I think Paul knows how difficult it is to just say to someone, “Be thankful.” Not that there’s not a place for that. But here he does more. He wishes it, prays it, and prophetically pronounces it into being, in the wake of the gospel’s work. “Let there be thankfulness where there presently isn’t any! May God create it out of nothing!” It’s incredibly freeing, isn’t it? — to know that many of the imperatives of the New Testament are worded this way, especially when we struggle with being thankful? Contrast this with the Old Testament which many times required capital punishment when someone disobeyed. It’s as if the Bible wants us to know that things are different now with Jesus, that God is working in our hearts to re-create us through the Spirit rather than expecting us to moralize our old selves to death.
This is also why these types of verses are always found at the end of the letters: because they’re less important.

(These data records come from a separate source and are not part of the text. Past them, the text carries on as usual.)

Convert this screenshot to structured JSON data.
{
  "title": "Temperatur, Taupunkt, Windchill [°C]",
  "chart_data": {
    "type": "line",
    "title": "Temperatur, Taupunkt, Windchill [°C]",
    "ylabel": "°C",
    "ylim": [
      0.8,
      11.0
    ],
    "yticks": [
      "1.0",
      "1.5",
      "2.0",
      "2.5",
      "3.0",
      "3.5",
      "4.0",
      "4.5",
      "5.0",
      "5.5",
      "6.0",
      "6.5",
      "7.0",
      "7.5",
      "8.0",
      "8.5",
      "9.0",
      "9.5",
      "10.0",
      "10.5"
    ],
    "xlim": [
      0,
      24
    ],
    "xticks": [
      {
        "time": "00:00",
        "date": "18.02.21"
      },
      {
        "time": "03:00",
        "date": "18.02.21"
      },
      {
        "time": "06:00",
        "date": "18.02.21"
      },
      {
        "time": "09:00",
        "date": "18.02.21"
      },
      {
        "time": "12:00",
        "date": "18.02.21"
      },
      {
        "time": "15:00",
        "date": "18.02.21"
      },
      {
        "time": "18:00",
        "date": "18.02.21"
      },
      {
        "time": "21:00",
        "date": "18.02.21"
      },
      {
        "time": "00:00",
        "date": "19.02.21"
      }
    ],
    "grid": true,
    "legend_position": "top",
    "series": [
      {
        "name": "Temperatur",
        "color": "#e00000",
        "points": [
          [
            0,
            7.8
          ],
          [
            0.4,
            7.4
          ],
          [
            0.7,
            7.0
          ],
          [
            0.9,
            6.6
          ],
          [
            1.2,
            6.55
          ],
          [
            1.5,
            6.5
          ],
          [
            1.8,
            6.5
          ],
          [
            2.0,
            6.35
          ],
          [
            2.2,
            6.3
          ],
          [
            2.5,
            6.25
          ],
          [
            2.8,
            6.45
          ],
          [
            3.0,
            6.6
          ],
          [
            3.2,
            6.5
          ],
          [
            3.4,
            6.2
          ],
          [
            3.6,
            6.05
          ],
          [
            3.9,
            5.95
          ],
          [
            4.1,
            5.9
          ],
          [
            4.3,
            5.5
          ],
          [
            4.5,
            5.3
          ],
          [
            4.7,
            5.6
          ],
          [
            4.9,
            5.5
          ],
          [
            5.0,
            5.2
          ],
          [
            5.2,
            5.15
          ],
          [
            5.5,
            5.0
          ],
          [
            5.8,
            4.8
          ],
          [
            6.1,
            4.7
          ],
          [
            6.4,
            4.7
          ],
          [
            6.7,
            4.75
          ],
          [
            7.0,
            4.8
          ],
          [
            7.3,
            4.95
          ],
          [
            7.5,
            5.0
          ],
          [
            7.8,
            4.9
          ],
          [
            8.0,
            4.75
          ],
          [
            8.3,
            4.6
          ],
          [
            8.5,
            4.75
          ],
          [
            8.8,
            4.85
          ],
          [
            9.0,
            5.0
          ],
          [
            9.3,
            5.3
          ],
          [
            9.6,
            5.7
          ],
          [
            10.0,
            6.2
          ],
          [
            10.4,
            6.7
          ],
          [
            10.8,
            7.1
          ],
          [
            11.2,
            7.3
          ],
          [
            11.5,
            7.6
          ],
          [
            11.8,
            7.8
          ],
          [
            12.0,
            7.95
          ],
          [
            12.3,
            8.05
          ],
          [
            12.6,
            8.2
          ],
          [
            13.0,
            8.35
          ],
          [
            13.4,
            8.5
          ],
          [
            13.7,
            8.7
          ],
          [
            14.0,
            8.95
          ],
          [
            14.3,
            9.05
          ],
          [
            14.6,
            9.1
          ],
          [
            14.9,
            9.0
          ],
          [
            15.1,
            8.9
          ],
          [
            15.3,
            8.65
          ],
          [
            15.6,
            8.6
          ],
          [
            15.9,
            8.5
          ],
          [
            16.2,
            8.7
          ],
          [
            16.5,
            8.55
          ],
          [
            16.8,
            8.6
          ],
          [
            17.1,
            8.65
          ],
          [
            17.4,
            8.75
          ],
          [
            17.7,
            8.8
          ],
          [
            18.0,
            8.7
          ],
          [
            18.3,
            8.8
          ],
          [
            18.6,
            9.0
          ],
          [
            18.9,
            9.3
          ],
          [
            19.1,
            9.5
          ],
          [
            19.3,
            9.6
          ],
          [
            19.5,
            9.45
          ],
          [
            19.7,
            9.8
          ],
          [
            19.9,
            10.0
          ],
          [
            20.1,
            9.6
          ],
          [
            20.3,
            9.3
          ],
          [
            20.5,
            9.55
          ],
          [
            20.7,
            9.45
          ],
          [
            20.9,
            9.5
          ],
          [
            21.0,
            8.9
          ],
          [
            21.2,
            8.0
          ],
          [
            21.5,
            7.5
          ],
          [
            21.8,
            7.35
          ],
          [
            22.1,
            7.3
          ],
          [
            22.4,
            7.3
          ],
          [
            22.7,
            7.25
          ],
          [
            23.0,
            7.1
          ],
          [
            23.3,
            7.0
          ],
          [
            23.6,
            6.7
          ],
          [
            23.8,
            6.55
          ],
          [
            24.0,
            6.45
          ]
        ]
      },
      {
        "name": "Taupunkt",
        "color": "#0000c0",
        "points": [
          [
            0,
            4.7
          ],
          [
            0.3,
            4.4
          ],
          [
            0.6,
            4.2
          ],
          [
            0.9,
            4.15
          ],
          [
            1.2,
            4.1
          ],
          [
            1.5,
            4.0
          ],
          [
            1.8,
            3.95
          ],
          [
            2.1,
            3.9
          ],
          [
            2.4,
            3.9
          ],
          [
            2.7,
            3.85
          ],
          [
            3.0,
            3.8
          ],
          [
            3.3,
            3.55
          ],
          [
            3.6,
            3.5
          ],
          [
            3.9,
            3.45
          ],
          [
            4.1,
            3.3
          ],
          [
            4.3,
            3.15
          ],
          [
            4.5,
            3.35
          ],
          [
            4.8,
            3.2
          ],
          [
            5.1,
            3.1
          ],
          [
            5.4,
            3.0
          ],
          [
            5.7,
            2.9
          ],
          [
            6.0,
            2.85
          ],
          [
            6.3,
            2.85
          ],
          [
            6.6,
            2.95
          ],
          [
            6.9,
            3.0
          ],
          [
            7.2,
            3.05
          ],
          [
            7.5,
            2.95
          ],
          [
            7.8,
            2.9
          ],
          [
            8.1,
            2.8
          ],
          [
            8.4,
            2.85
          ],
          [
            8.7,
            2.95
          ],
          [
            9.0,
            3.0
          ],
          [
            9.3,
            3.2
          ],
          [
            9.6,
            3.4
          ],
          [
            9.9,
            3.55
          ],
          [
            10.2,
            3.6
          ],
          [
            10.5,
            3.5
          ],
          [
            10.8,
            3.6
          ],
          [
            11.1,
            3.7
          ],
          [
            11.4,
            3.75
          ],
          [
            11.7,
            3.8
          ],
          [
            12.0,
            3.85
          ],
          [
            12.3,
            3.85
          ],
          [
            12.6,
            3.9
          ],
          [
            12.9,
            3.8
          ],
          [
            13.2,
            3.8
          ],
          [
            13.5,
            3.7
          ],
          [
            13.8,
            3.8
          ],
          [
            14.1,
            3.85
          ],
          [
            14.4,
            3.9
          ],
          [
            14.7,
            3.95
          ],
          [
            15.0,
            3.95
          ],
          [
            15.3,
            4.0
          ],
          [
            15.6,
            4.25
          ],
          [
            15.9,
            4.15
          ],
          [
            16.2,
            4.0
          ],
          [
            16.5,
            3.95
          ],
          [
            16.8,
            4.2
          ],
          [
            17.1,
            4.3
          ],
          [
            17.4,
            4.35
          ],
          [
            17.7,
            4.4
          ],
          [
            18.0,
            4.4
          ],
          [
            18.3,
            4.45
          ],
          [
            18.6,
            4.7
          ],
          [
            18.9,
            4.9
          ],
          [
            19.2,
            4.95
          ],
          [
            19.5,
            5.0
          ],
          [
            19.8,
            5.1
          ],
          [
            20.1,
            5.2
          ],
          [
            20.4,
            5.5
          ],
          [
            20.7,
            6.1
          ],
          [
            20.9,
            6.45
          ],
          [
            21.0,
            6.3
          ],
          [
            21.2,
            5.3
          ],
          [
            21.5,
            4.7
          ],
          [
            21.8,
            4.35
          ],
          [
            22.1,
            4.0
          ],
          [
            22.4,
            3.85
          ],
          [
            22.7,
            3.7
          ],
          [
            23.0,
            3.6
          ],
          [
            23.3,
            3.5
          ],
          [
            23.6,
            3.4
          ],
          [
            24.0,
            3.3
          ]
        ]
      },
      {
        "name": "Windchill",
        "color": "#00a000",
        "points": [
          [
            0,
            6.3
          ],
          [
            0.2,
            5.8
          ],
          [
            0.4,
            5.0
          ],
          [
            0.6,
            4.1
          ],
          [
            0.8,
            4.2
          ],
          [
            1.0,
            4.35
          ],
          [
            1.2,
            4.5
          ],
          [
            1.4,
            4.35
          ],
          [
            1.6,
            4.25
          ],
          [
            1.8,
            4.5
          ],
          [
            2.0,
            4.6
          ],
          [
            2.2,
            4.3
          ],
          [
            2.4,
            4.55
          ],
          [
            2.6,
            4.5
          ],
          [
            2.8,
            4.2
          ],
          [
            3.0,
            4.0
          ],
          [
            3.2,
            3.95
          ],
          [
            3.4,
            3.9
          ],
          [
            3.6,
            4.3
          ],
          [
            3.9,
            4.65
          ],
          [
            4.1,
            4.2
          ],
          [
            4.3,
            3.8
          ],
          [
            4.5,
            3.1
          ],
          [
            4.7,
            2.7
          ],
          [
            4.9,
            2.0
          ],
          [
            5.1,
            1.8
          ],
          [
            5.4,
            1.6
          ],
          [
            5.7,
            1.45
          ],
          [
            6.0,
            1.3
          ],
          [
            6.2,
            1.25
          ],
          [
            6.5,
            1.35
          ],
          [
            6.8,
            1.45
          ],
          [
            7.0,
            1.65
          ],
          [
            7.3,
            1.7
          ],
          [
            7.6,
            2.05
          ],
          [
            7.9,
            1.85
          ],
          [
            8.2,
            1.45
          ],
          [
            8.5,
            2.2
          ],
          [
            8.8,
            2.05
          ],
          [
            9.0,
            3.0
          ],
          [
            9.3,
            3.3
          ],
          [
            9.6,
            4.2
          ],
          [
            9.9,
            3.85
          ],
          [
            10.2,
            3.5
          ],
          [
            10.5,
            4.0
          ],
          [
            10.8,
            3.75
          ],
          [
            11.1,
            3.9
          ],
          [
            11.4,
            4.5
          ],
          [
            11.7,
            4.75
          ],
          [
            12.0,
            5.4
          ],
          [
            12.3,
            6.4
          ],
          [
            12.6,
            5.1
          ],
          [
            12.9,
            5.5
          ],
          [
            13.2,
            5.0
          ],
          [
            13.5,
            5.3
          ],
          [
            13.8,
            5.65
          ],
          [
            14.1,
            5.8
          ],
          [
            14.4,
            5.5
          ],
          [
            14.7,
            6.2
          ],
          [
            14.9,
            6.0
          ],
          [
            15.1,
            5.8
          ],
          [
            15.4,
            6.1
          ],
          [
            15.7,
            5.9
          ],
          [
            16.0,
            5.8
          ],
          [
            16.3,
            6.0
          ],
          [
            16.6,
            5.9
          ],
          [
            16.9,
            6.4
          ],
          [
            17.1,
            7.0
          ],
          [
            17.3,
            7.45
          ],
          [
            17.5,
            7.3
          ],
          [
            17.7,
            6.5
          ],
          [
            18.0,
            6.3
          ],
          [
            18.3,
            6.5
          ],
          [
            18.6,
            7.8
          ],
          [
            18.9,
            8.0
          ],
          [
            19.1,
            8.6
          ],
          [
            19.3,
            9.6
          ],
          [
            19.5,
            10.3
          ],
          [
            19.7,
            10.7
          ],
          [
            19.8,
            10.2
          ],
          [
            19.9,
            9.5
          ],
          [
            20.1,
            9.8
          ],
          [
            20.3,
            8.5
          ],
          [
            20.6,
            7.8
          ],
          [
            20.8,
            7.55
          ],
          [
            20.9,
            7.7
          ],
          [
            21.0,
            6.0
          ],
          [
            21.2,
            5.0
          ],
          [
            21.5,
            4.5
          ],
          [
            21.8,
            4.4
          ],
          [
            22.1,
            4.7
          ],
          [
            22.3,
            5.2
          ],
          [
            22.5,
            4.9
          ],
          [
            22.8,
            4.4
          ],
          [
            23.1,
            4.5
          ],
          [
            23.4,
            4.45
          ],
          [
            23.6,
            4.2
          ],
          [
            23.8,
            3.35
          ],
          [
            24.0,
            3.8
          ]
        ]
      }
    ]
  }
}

They serve as moons that reflect the light of the sun rather than serving as a source of light themselves. Thankfulness only comes from the Spirit of God, when we put ourselves (as moons) in the path of the light of the sun of the gospel. The more we think we have something to do with our salvation, the less thankful we’ll be. That’s just common sense. But the less we think we have to do with our salvation, the more we’ll be able to direct our thankfulness outside of us toward the only one truly worthy of our praise.
So, “Let there be thanksgiving” has a semantic range to it when read in context with the rest of the Bible. It means: “Hiawatha Church, let there be thankfulness among us as we gather together underneath the good news that Jesus has saved us. May he make us more thankful, not so much as a byproduct of us trying harder, but as a byproduct of our realization that all is given and nothing is earned (1 Cor 4:7).”